Hear: I don’t know how any/everyone else works It, but I think It is universal, appearing to some as “God,” others as The Muse, yet others Science, still others as some unnamed (nor needing to be named) unifying perspective.
But all these other views still seem, in these eyes, to concern what I call “God.” (That’s either a great oversimplification on my part or something shrewd and cogent. For practical reasons, let’s say the latter.) It’s hard talking about It for a couple of reasons — not least because It is impossible to describe — and the language with which we attempt to do so only makes some people touchy (i.e., “Don’t shove that anthropocentric patriarchal authoritarianism at me, you sexist. I worship only the Goddess”). As one more interested in colloquy than controversy, however, I want to touch the essence of the matter without a lot of side-explanations and other verborrheic runnings-about. (I’m a busy man, after all, and so are you.)

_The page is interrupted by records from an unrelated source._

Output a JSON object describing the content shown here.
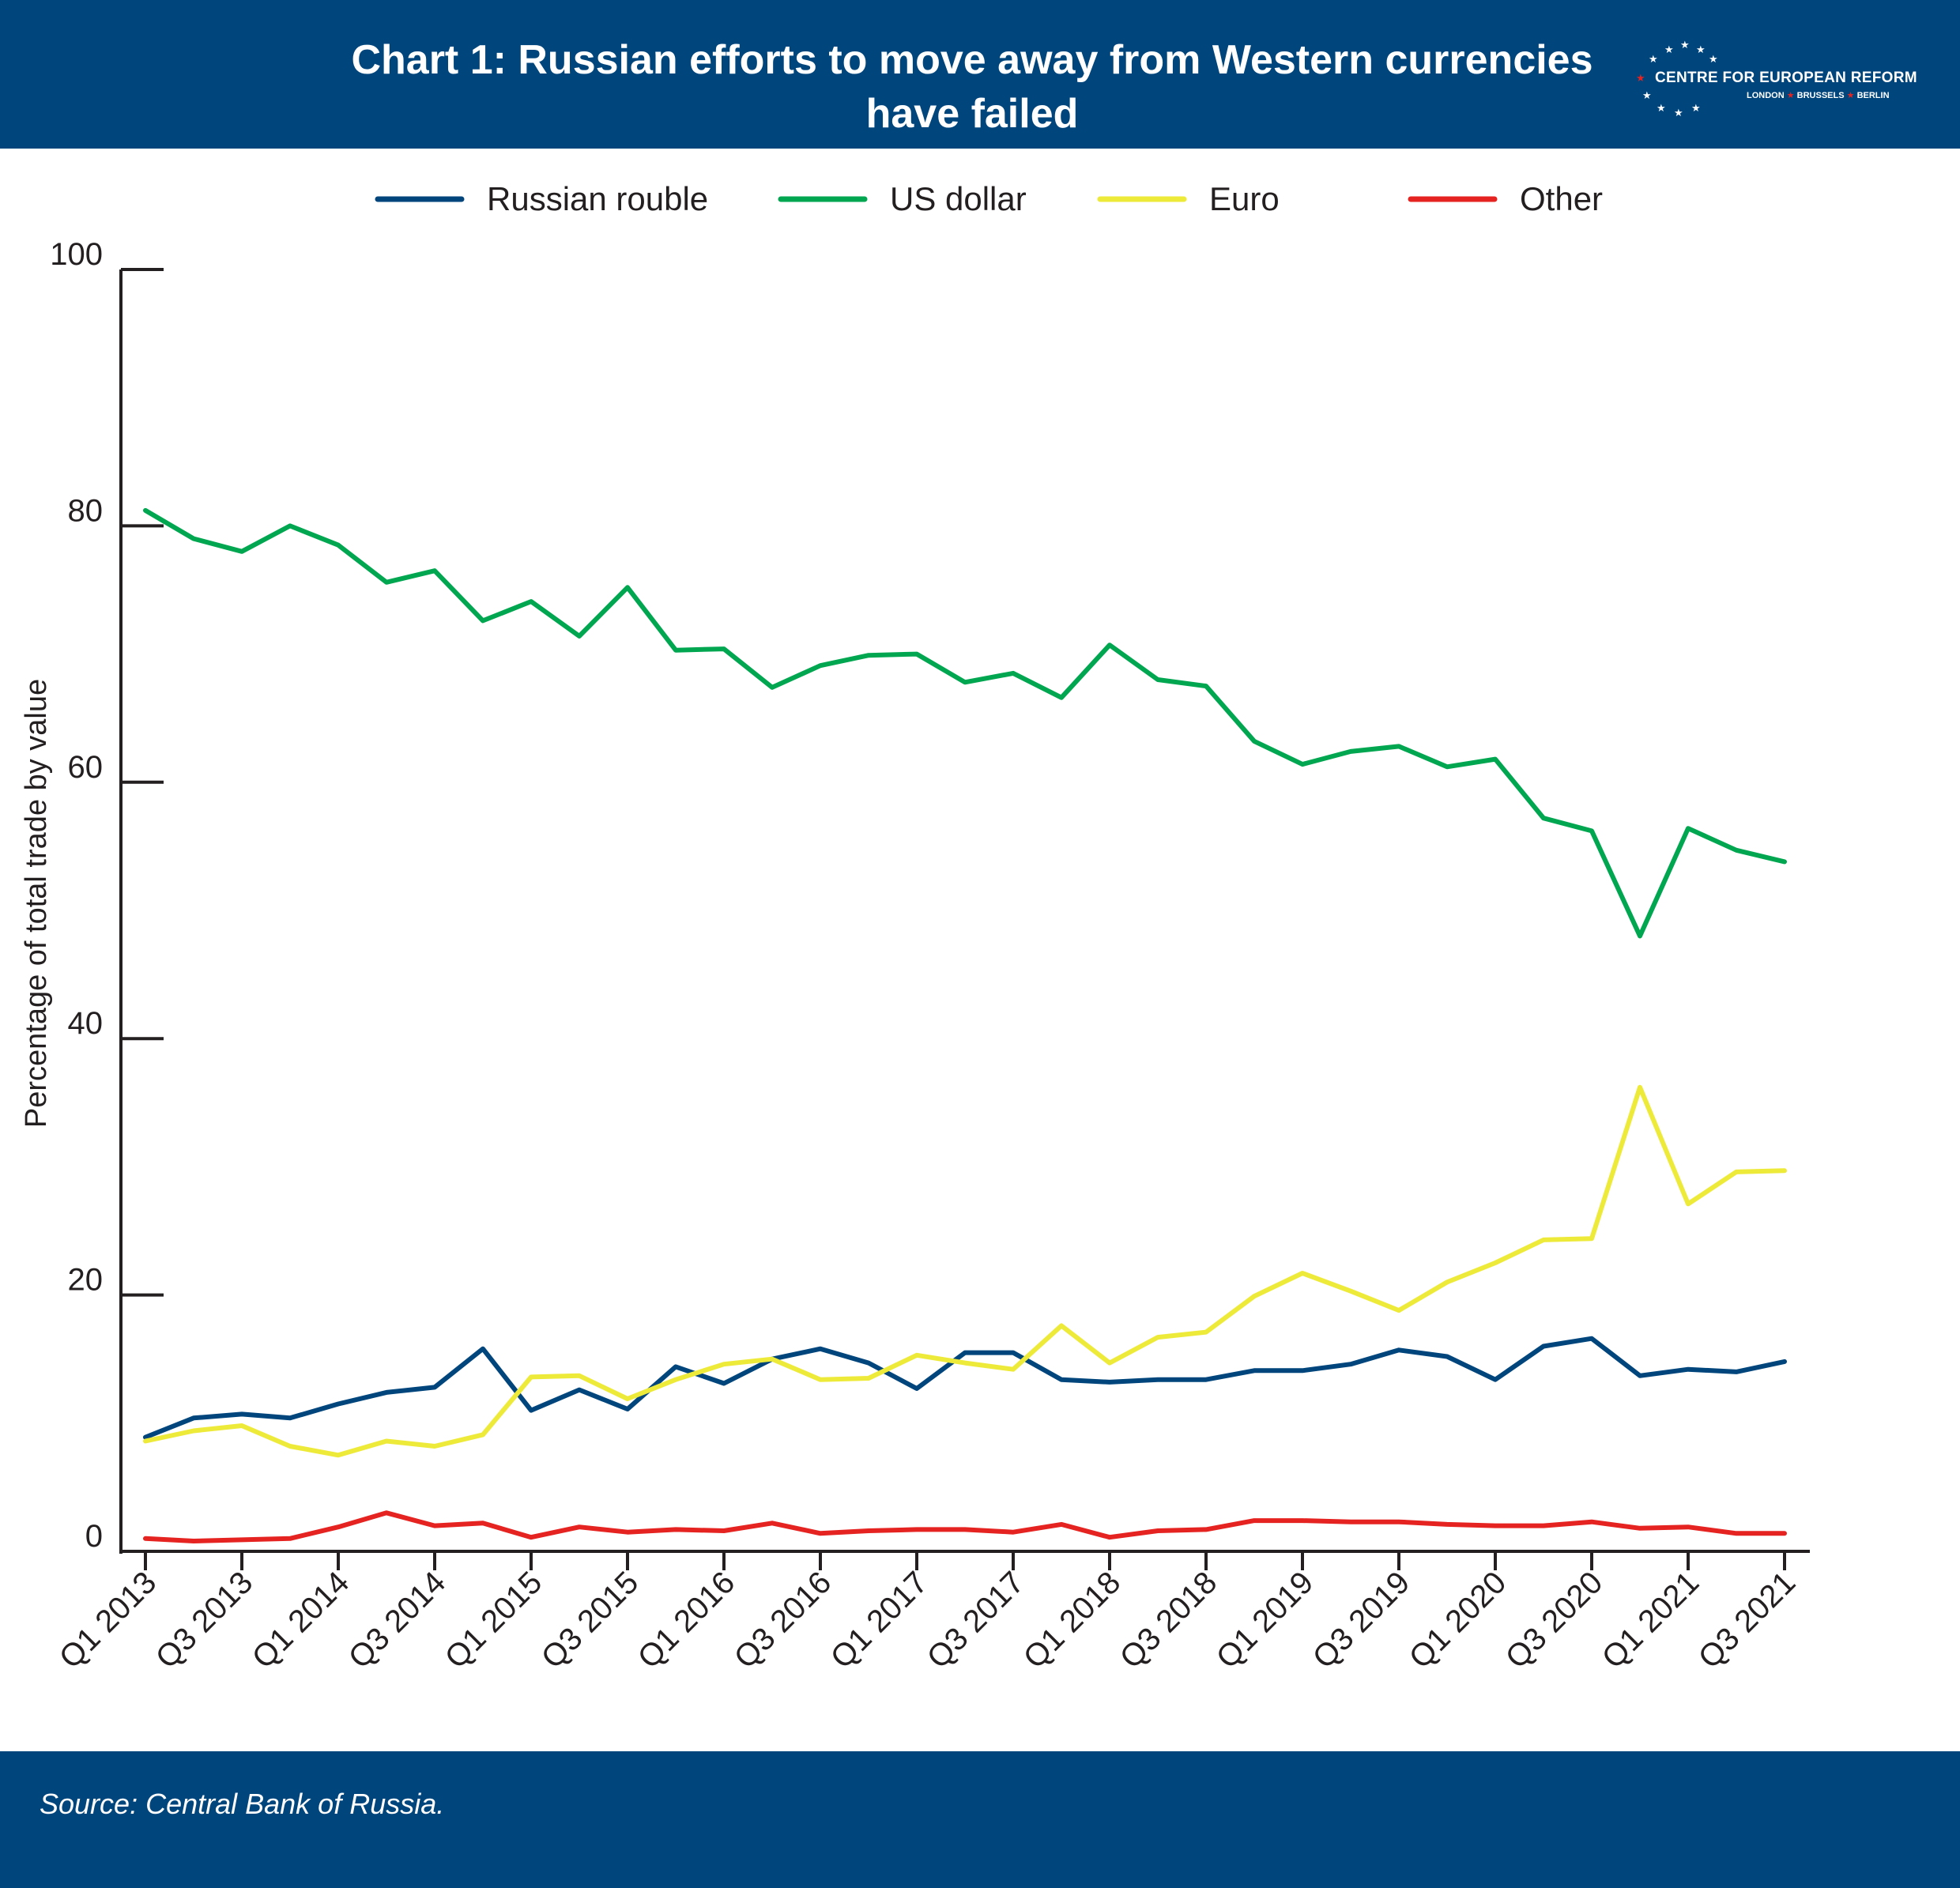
{
  "header": {
    "title_line1": "Chart 1: Russian efforts to move away from Western currencies",
    "title_line2": "have failed",
    "logo_name": "CENTRE FOR EUROPEAN REFORM",
    "logo_cities": [
      "LONDON",
      "BRUSSELS",
      "BERLIN"
    ],
    "background": "#00457c"
  },
  "footer": {
    "source": "Source: Central Bank of Russia."
  },
  "chart_data": {
    "type": "line",
    "title": "Chart 1: Russian efforts to move away from Western currencies have failed",
    "xlabel": "",
    "ylabel": "Percentage of total trade by value",
    "ylim": [
      0,
      100
    ],
    "yticks": [
      0,
      20,
      40,
      60,
      80,
      100
    ],
    "grid": false,
    "legend_position": "top",
    "x": [
      "Q1 2013",
      "Q2 2013",
      "Q3 2013",
      "Q4 2013",
      "Q1 2014",
      "Q2 2014",
      "Q3 2014",
      "Q4 2014",
      "Q1 2015",
      "Q2 2015",
      "Q3 2015",
      "Q4 2015",
      "Q1 2016",
      "Q2 2016",
      "Q3 2016",
      "Q4 2016",
      "Q1 2017",
      "Q2 2017",
      "Q3 2017",
      "Q4 2017",
      "Q1 2018",
      "Q2 2018",
      "Q3 2018",
      "Q4 2018",
      "Q1 2019",
      "Q2 2019",
      "Q3 2019",
      "Q4 2019",
      "Q1 2020",
      "Q2 2020",
      "Q3 2020",
      "Q4 2020",
      "Q1 2021",
      "Q2 2021",
      "Q3 2021"
    ],
    "xtick_labels": [
      "Q1 2013",
      "Q3 2013",
      "Q1 2014",
      "Q3 2014",
      "Q1 2015",
      "Q3 2015",
      "Q1 2016",
      "Q3 2016",
      "Q1 2017",
      "Q3 2017",
      "Q1 2018",
      "Q3 2018",
      "Q1 2019",
      "Q3 2019",
      "Q1 2020",
      "Q3 2020",
      "Q1 2021",
      "Q3 2021"
    ],
    "series": [
      {
        "name": "Russian rouble",
        "color": "#00457c",
        "values": [
          8.9,
          10.4,
          10.7,
          10.4,
          11.5,
          12.4,
          12.8,
          15.8,
          11.0,
          12.6,
          11.1,
          14.4,
          13.1,
          15.0,
          15.8,
          14.7,
          12.7,
          15.5,
          15.5,
          13.4,
          13.2,
          13.4,
          13.4,
          14.1,
          14.1,
          14.6,
          15.7,
          15.2,
          13.4,
          16.0,
          16.6,
          13.7,
          14.2,
          14.0,
          14.8
        ]
      },
      {
        "name": "US dollar",
        "color": "#00a650",
        "values": [
          81.2,
          79.0,
          78.0,
          80.0,
          78.5,
          75.6,
          76.5,
          72.6,
          74.1,
          71.4,
          75.2,
          70.3,
          70.4,
          67.4,
          69.1,
          69.9,
          70.0,
          67.8,
          68.5,
          66.6,
          70.7,
          68.0,
          67.5,
          63.2,
          61.4,
          62.4,
          62.8,
          61.2,
          61.8,
          57.2,
          56.2,
          48.0,
          56.4,
          54.7,
          53.8
        ]
      },
      {
        "name": "Euro",
        "color": "#eeea3a",
        "values": [
          8.6,
          9.4,
          9.8,
          8.2,
          7.5,
          8.6,
          8.2,
          9.1,
          13.6,
          13.7,
          11.9,
          13.4,
          14.6,
          15.0,
          13.4,
          13.5,
          15.3,
          14.7,
          14.2,
          17.6,
          14.7,
          16.7,
          17.1,
          19.9,
          21.7,
          20.3,
          18.8,
          21.0,
          22.5,
          24.3,
          24.4,
          36.2,
          27.1,
          29.6,
          29.7
        ]
      },
      {
        "name": "Other",
        "color": "#e52421",
        "values": [
          1.0,
          0.8,
          0.9,
          1.0,
          1.9,
          3.0,
          2.0,
          2.2,
          1.1,
          1.9,
          1.5,
          1.7,
          1.6,
          2.2,
          1.4,
          1.6,
          1.7,
          1.7,
          1.5,
          2.1,
          1.1,
          1.6,
          1.7,
          2.4,
          2.4,
          2.3,
          2.3,
          2.1,
          2.0,
          2.0,
          2.3,
          1.8,
          1.9,
          1.4,
          1.4
        ]
      }
    ]
  }
}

Thus, with a throw of hands in the air, we at Metaphorager.Net suggest “The Mystery.” That seems accurate, since a Mystery (philosophically speaking) is something which can only be understood through experience, and one thing we can say about It is that each one of us has a different (if overlapping) experience. An example: No one quite knows what I mean when I say “God,” or “love,” or “chocolate,” since I specifically associate these words with what I have invested in them through lifelong acquaintance. But enough of It overlaps to where I can order “chocolate” and expect the waiter not serve me meatballs. Which is good enough — I seem to be less concerned with Truth than with Usefulness, anyway — but there are certain particulars which do not overlap, and these are the points which either spice the conversation or begin wars.
To avoid those exchanges, we must speak generally. And “The Mystery” is about as general as I can get and still sound like I’m talking about something of interest to those interested in Such Things, whereas “God” just sounds reactionary to those who pride themselves on their modernity. (And we can’t have that.)
So there it is. Of course, as a Hebrew-school teacher, I’ll still have to say “God,” but my students will at least have the ambiguity “built in.” They won’t have to relearn its essentiality like I did, and can better perhaps listen to what people are actually saying — instead of confirming their own prejudices.